Facebook phobia


Sharon Steel's got it, in this week's Phoenix:

Since it was created in 2004 by Harvard drop-out Zuckerberg, Facebook has played second-fiddle to MySpace, its elder by five years. This past May, that changed: Facebook drew 125 million unique visitors, versus MySpace’s 115 million. In 2007, it grew by 162 percent, compared with MySpace’s paltry 5 percent. Everyone from your emo little sister to your straight-laced boss has crafted profiles and mass-added hundreds of friends on the site, even if they never had joined a social-networking site before.

So it’s safe to say that Facebook is now an omniscient, all-powerful tool that, in some way, traffics in dirt on nearly everyone you know. Which is part of its appeal — that is, until you’re the one trying to stop some unwelcome personal facts from getting out. No matter how closely you guard your information or meticulously you edit your profile, after all, there’s no accounting for what someone chooses to extract from his or her read-between-the-lines snap-judgment social-networking fervor.

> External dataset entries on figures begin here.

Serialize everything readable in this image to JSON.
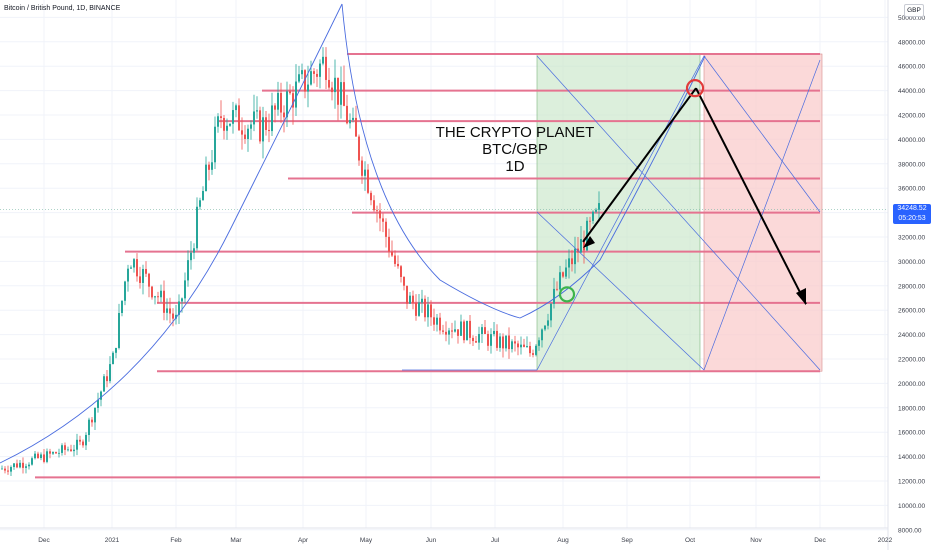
{
  "symbol_title": "Bitcoin / British Pound, 1D, BINANCE",
  "currency": "GBP",
  "last_price": {
    "value": "34248.52",
    "countdown": "05:20:53",
    "price": 34248.52
  },
  "overlay_text": [
    "THE CRYPTO PLANET",
    "BTC/GBP",
    "1D"
  ],
  "colors": {
    "up": "#26a69a",
    "down": "#ef5350",
    "level": "#e57390",
    "arc": "#4a6cdf",
    "green_zone": "#c9e6c9",
    "red_zone": "#f9c9c9",
    "price_tag": "#2962ff"
  },
  "chart_data": {
    "type": "candlestick",
    "title": "Bitcoin / British Pound, 1D, BINANCE",
    "ylim": [
      8000,
      51000
    ],
    "yticks": [
      8000,
      10000,
      12000,
      14000,
      16000,
      18000,
      20000,
      22000,
      24000,
      26000,
      28000,
      30000,
      32000,
      34000,
      36000,
      38000,
      40000,
      42000,
      44000,
      46000,
      48000,
      50000
    ],
    "ytick_labels": [
      "8000.00",
      "10000.00",
      "12000.00",
      "14000.00",
      "16000.00",
      "18000.00",
      "20000.00",
      "22000.00",
      "24000.00",
      "26000.00",
      "28000.00",
      "30000.00",
      "32000.00",
      "34000.00",
      "36000.00",
      "38000.00",
      "40000.00",
      "42000.00",
      "44000.00",
      "46000.00",
      "48000.00",
      "50000.00"
    ],
    "xtick_labels": [
      "Dec",
      "2021",
      "Feb",
      "Mar",
      "Apr",
      "May",
      "Jun",
      "Jul",
      "Aug",
      "Sep",
      "Oct",
      "Nov",
      "Dec",
      "2022"
    ],
    "price_path": [
      {
        "month": "Nov 2020",
        "close": 13000
      },
      {
        "month": "Dec 2020 start",
        "close": 14000
      },
      {
        "month": "Dec 2020 mid",
        "close": 15000
      },
      {
        "month": "Jan 2021 start",
        "close": 22000
      },
      {
        "month": "Jan 2021 peak",
        "close": 30500
      },
      {
        "month": "Feb 2021 start",
        "close": 25000
      },
      {
        "month": "Feb 2021 mid",
        "close": 35000
      },
      {
        "month": "Feb 2021 end",
        "close": 42000
      },
      {
        "month": "Mar 2021",
        "close": 41000
      },
      {
        "month": "Apr 2021 peak",
        "close": 46500
      },
      {
        "month": "May 2021 start",
        "close": 41000
      },
      {
        "month": "May 2021 crash",
        "close": 27000
      },
      {
        "month": "Jun 2021",
        "close": 25000
      },
      {
        "month": "Jul 2021",
        "close": 22500
      },
      {
        "month": "Aug 2021 start",
        "close": 28500
      },
      {
        "month": "Aug 2021 end",
        "close": 34248.52
      }
    ],
    "horizontal_levels": [
      47000,
      44000,
      41500,
      36800,
      34000,
      30800,
      26600,
      21000,
      12300
    ],
    "projection": {
      "target_high": 44200,
      "target_low": 26500,
      "high_month": "Oct 2021",
      "low_month": "Nov 2021"
    }
  }
}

It’s the worst things about high school, neatly packaged and conveniently accessible: you’re worried about who’s more popular than you. You’re obsessed with projecting the right image. You’re judged on a completely superficial basis. You want to make sure you have the right “signifiers”: the right band poster in your locker, the right movie you just saw, the right book sticking out of your bag. Someone’s always waving down at you from their perch on the social food chain. (And the figures are right there for you to see, indisputable empirical evidence that someone is more popular than you.) You feel misunderstood, because no one knows the real you. Which is why hinting at who you are vis-à-vis the things that you like becomes that much more imperative.